Eşduyum yorgunluğu ile nasıl başa çıkılır?
Eşduyum yorgunluğunun ne olduğunu açıkladığımıza göre, hastaların tedavisinde sağlık uzmanları tarafından hastaların morallerini yüksek tutmanın ne kadar önemli olduğunu da anlayabilirsiniz. Bu durumla başa çıkabilmek için aşağıdaki tavsiyeleri uygulamaya koyabilirsiniz.
- Hastayla olan bağı kontrol altında tutmak ve mantıklı düşünebilmek için yalnız zaman geçirin.
- Diğer insanların hastalıkları ile alakalı sizin elinizden ne gelebileceğini belirleyin.
- İyi uyuyun ve düzgün beslenin.
- Rahatlama egzersizleri ve fiziksel egzersizler yapın.
- Meslektaşlarınızla hislerinizi ve düşüncelerinizi paylaşın.

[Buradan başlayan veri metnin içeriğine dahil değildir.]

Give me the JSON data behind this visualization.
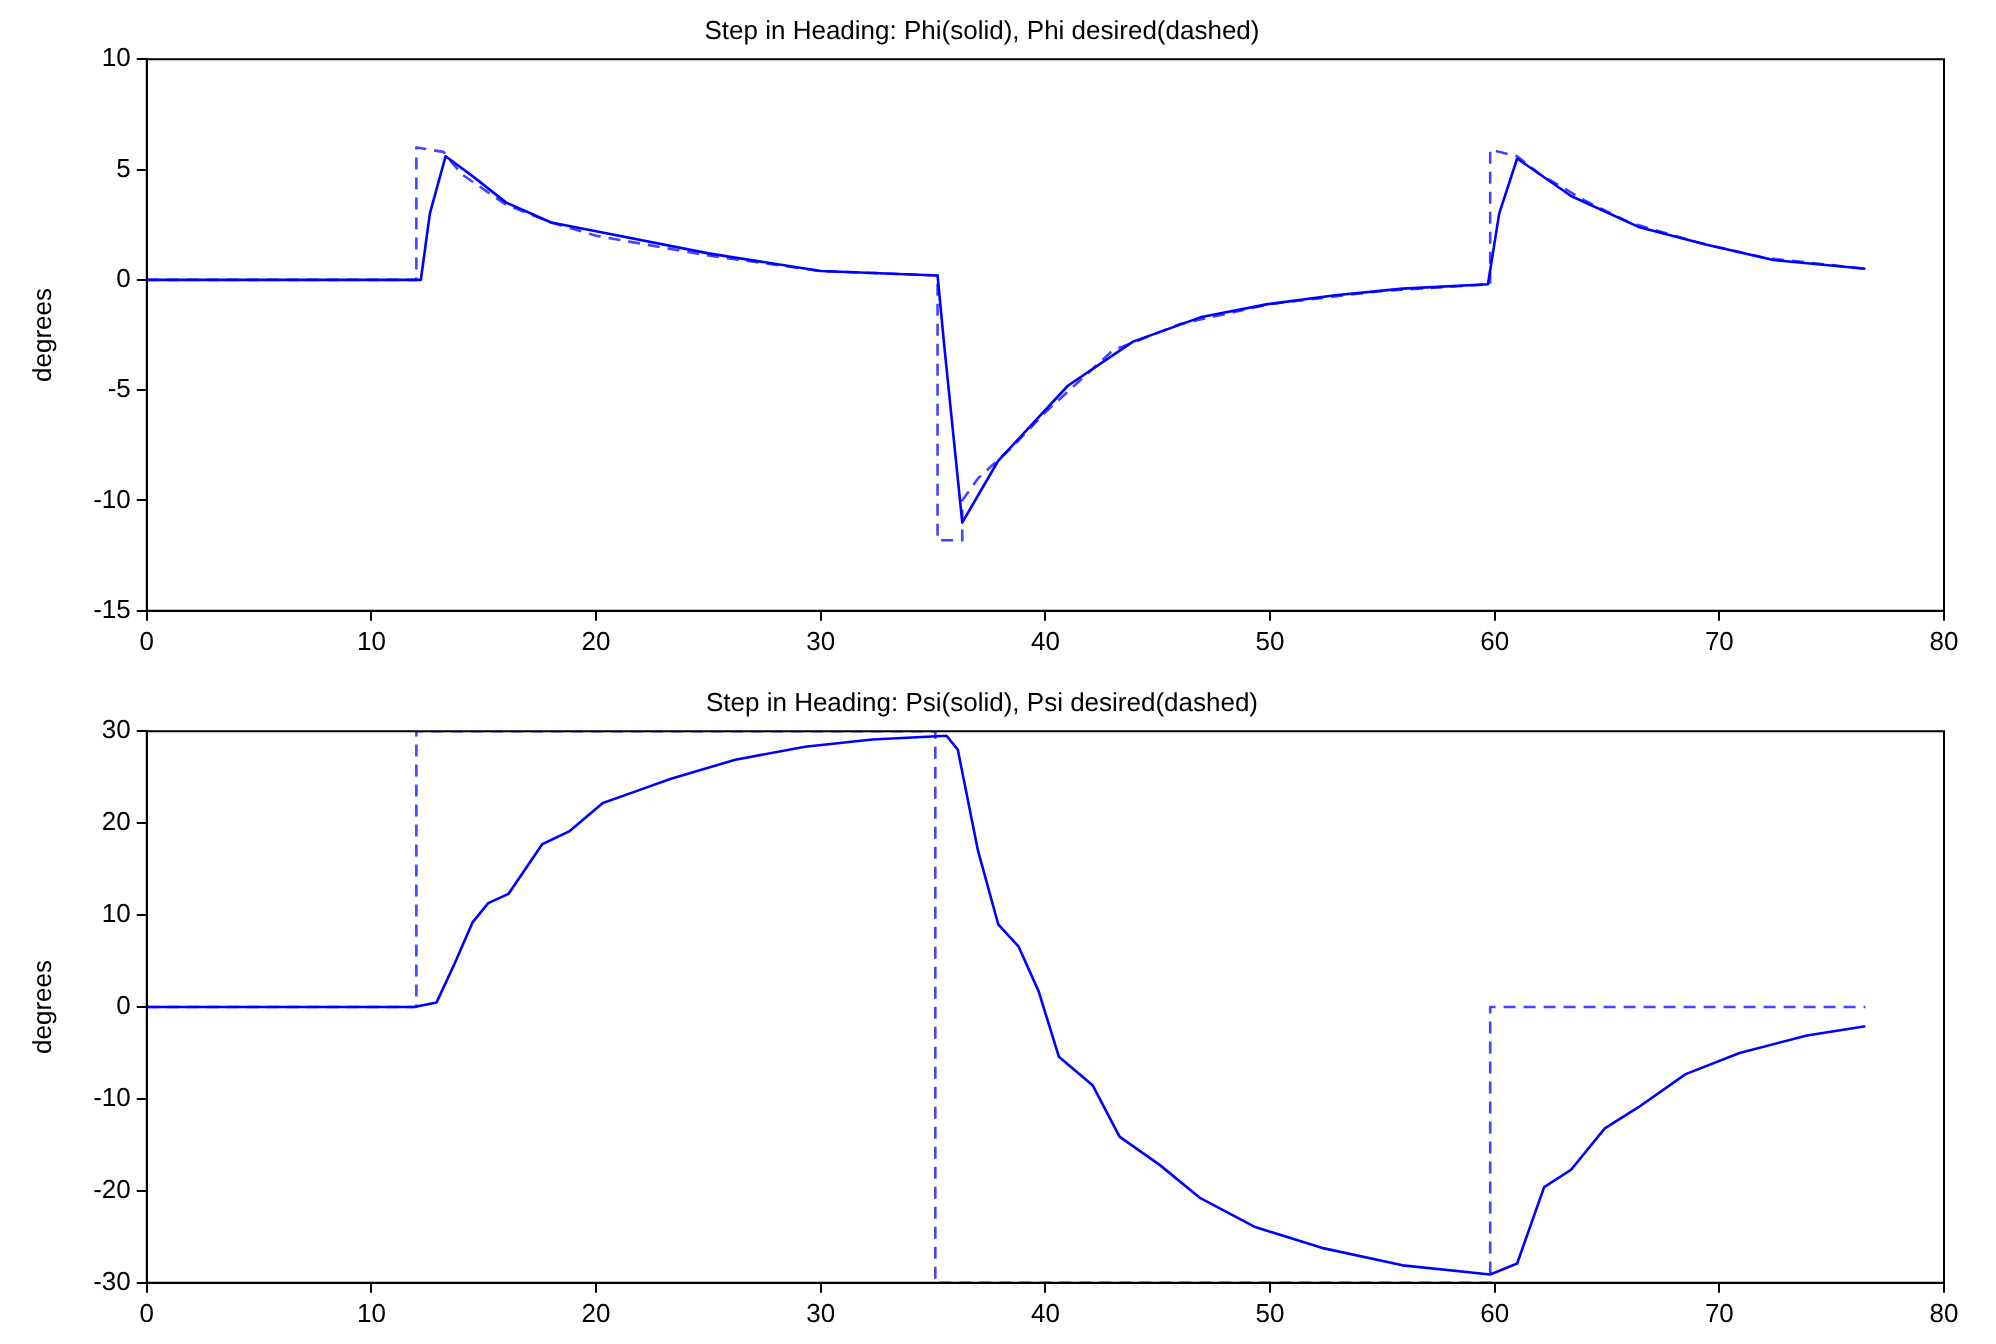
{
  "chart_data": [
    {
      "type": "line",
      "title": "Step in Heading: Phi(solid), Phi desired(dashed)",
      "ylabel": "degrees",
      "xlim": [
        0,
        80
      ],
      "xticks": [
        0,
        10,
        20,
        30,
        40,
        50,
        60,
        70,
        80
      ],
      "ylim": [
        -15,
        10
      ],
      "yticks": [
        -15,
        -10,
        -5,
        0,
        5,
        10
      ],
      "grid": false,
      "legend": false,
      "marker": "none",
      "series": [
        {
          "color": "#0000ff",
          "line_style": "solid",
          "x": [
            0,
            12.2,
            12.6,
            13.3,
            14.5,
            16,
            18,
            20,
            25,
            30,
            35.2,
            35.5,
            36.3,
            37.9,
            41,
            43.9,
            46.9,
            49.9,
            52.9,
            55.9,
            59.7,
            60.2,
            61,
            63.4,
            66.4,
            69.4,
            72.4,
            76.5
          ],
          "values": [
            0,
            0,
            3,
            5.6,
            4.7,
            3.5,
            2.6,
            2.2,
            1.2,
            0.4,
            0.2,
            -3,
            -11.0,
            -8.2,
            -4.8,
            -2.8,
            -1.7,
            -1.1,
            -0.7,
            -0.4,
            -0.2,
            3,
            5.5,
            3.8,
            2.4,
            1.6,
            0.9,
            0.5
          ]
        },
        {
          "color": "#4444ff",
          "line_style": "dashed",
          "x": [
            0,
            12,
            12,
            13.2,
            14,
            16,
            18,
            20,
            25,
            30,
            35.2,
            35.2,
            36.3,
            36.3,
            37,
            38.5,
            40,
            43,
            46,
            50,
            55,
            59.8,
            59.8,
            61,
            62,
            64,
            66,
            69,
            72,
            76.5
          ],
          "values": [
            0,
            0,
            6.0,
            5.8,
            4.8,
            3.4,
            2.6,
            2.0,
            1.1,
            0.4,
            0.2,
            -11.8,
            -11.8,
            -10.0,
            -9.0,
            -7.6,
            -6.0,
            -3.2,
            -2.0,
            -1.1,
            -0.5,
            -0.2,
            5.9,
            5.6,
            4.8,
            3.6,
            2.6,
            1.7,
            1.0,
            0.5
          ]
        }
      ]
    },
    {
      "type": "line",
      "title": "Step in Heading: Psi(solid), Psi desired(dashed)",
      "ylabel": "degrees",
      "xlim": [
        0,
        80
      ],
      "xticks": [
        0,
        10,
        20,
        30,
        40,
        50,
        60,
        70,
        80
      ],
      "ylim": [
        -30,
        30
      ],
      "yticks": [
        -30,
        -20,
        -10,
        0,
        10,
        20,
        30
      ],
      "grid": false,
      "legend": false,
      "marker": "none",
      "series": [
        {
          "color": "#0000ff",
          "line_style": "solid",
          "x": [
            0,
            11.9,
            12.9,
            13.7,
            14.5,
            15.2,
            16.1,
            17.6,
            18.8,
            20.3,
            21.7,
            23.3,
            26.2,
            29.3,
            32.3,
            35.6,
            36.1,
            37.0,
            37.9,
            38.8,
            39.7,
            40.6,
            42.1,
            43.3,
            45.1,
            46.9,
            49.3,
            52.3,
            55.9,
            59.8,
            61.0,
            62.2,
            63.4,
            64.9,
            66.4,
            68.5,
            70.9,
            73.9,
            76.5
          ],
          "values": [
            0,
            0,
            0.5,
            4.7,
            9.2,
            11.3,
            12.3,
            17.7,
            19.1,
            22.2,
            23.4,
            24.8,
            26.9,
            28.3,
            29.1,
            29.5,
            28.0,
            17.0,
            9.0,
            6.6,
            1.7,
            -5.4,
            -8.5,
            -14.1,
            -17.2,
            -20.8,
            -23.9,
            -26.2,
            -28.1,
            -29.1,
            -27.9,
            -19.6,
            -17.7,
            -13.2,
            -10.9,
            -7.3,
            -5.0,
            -3.1,
            -2.1
          ]
        },
        {
          "color": "#4444ff",
          "line_style": "dashed",
          "x": [
            0,
            12,
            12,
            35.1,
            35.1,
            59.8,
            59.8,
            76.5
          ],
          "values": [
            0,
            0,
            30,
            30,
            -30,
            -30,
            0,
            0
          ]
        }
      ]
    }
  ]
}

Gördüğünüz üzere hastalarla ileri derecede duygusal bağ kurmanın bu görev için eğitilmiş kişiler üzerinde bile bazı yan etkileri vardır. Kendinizi düşünmek, asla unutmamanız gereken bir önceliktir. Hatta hastalarınıza en iyi tedaviyi sunmak istiyorsanız gereken en temel şeydir.
Bu metin yalnızca bilgilendirme amaçlı sunulmuştur ve bir profesyonelle görüşmeyi yerine geçmez. Şüpheleriniz varsa, uzmanınıza danışın.